China’s Trip.com chief on journey to boost working mothers
BEIJING:THE head of Chinese travel giant Trip.com, Jane Sun, is on a mission to propel women through her workforce, spearheading novel approaches such as encouraging babies on business trips and free egg freezing.
As a working mother, she understands the challenges faced by many women in China, whose participation in the labour force has been falling for decades. She runs China’s largest online tourism agency and is one of the country’s business elite: a Silicon Valley returnee who moves in friendship circles with the likes of Alibaba founder Jack Ma and has the ear of the government. But as well as moving the business to new markets globally, Sun is also looking closer to home for growth.
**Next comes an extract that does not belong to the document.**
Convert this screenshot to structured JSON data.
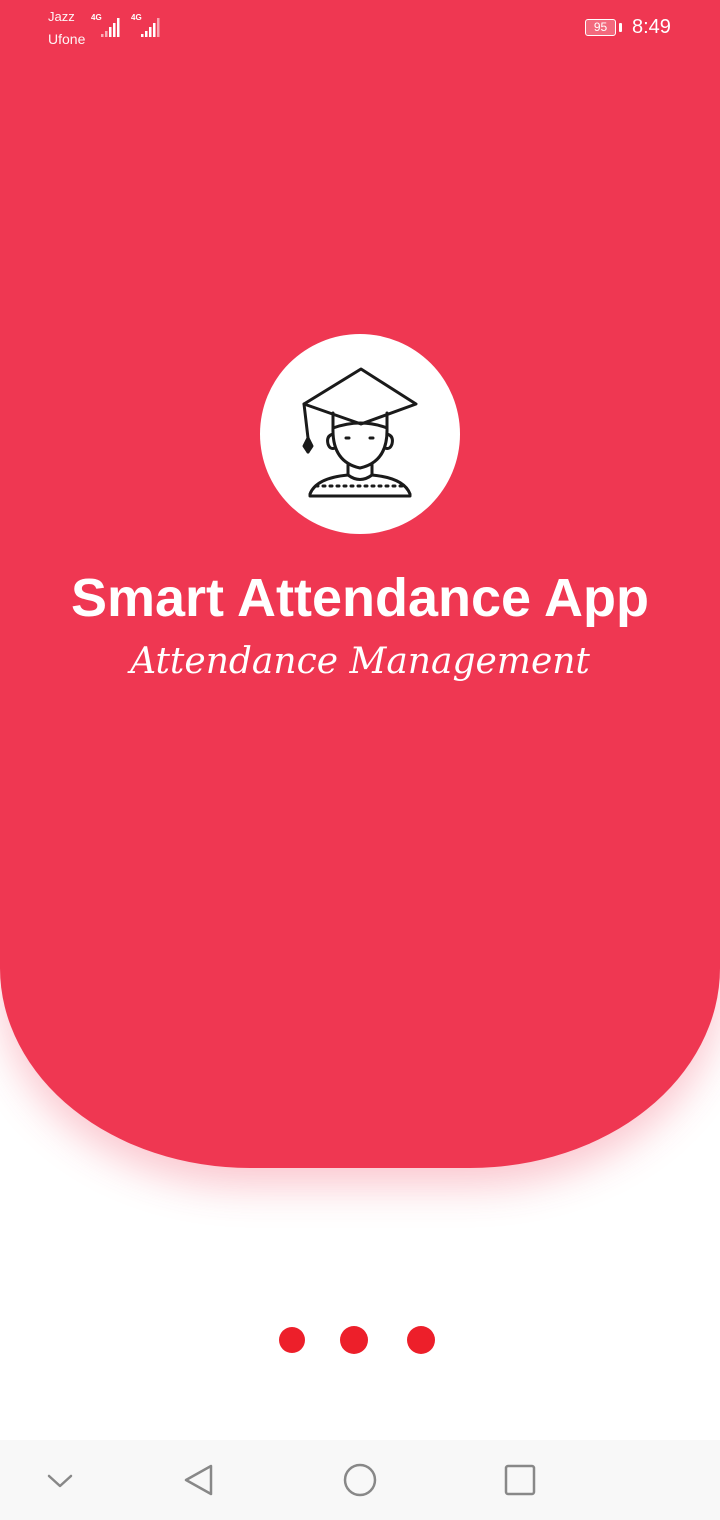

She wants to drive female representation across the 45,000-strong Trip.com workforce, including efforts to accommodate breastfeeding mothers by inviting them to take their babies along on work trips and introducing nursing rooms.
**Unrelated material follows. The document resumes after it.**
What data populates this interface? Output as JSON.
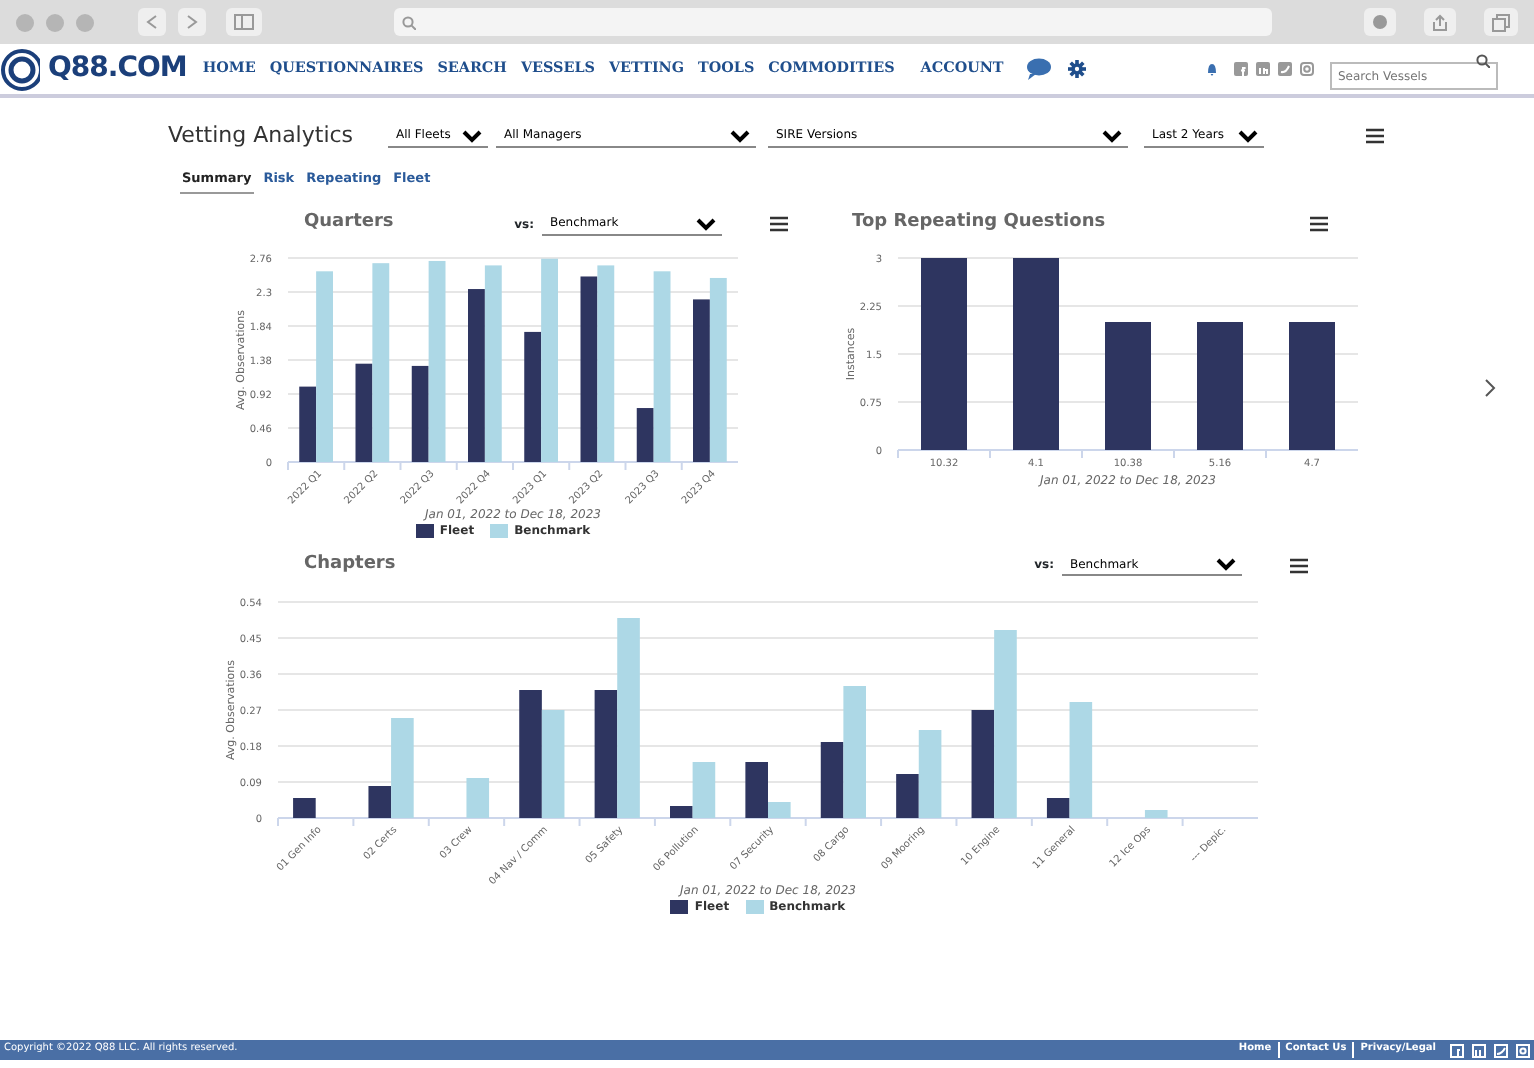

Staff benefits include flexible working, free taxis for pregnant employees, and offering staff the option of freezing their eggs - funded by the company.
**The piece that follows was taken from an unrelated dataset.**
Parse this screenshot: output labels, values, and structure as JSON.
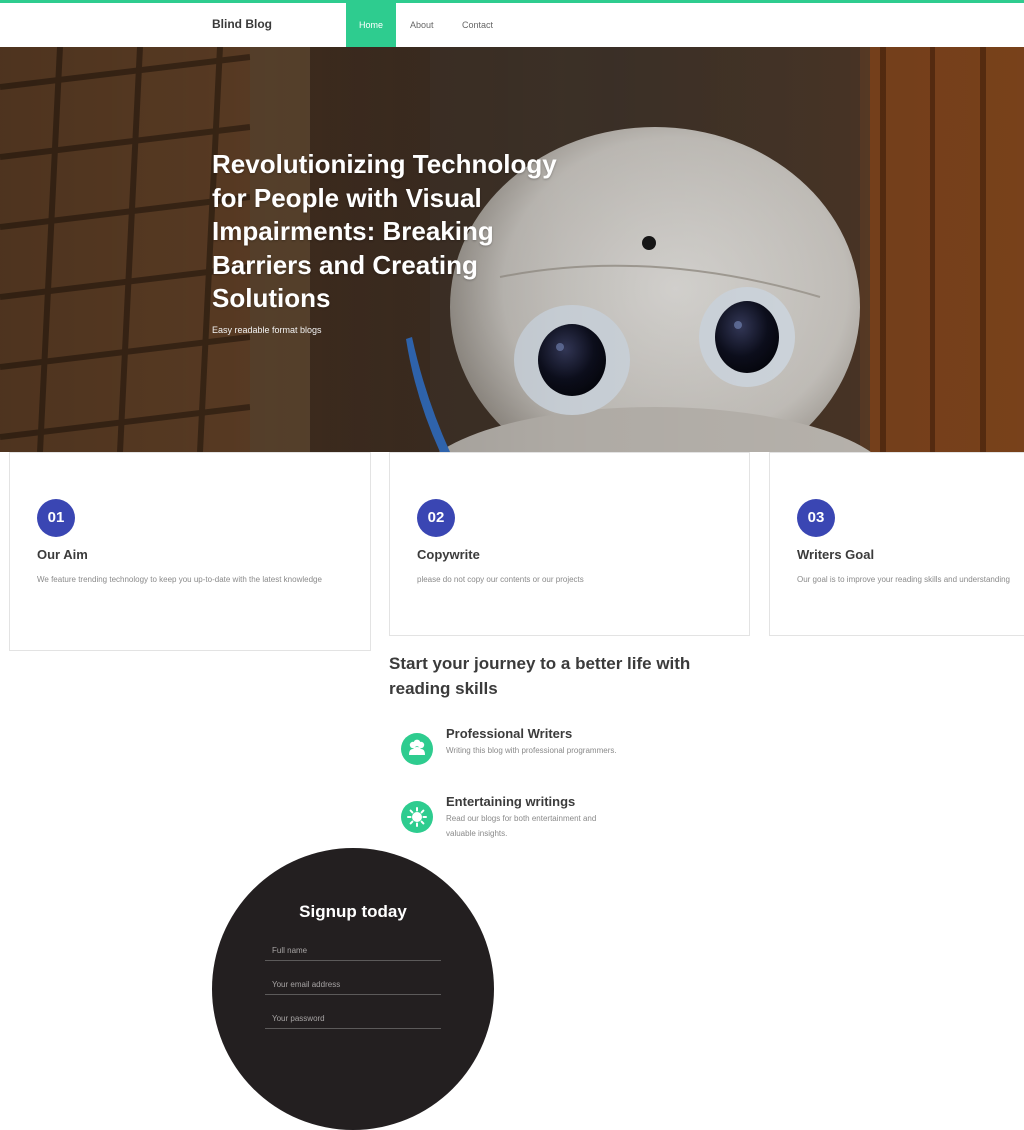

“I think we are really taking the leadership, and that pays off,” she said, with female representation at middle management level now 40% and onethird at executive level.
“That number is even better than most of the companies in the Silicon Valley,” Sun said in an interview with AFP.
Sun became chief financial officer at Trip.com - then known as Ctrip - in 2005, and chief executive officer in 2016.
In that time the group has morphed into an international site in 19 languages with 300 million registered members.
The company’s gross revenues grew 30% year-on-year in 2018 to 725 billion RMB ($103 bn), tapping into the appetite for travel among millions of China’s newly-rich middle classes. Chinese tourists made 149 million overseas trips in 2018, with total spending of
$130 billion, according to the China Tourism Academy.
Trip.com is also working with the government on how to improve China’s appeal for tourists so they don’t just think of “pollution and piracy”.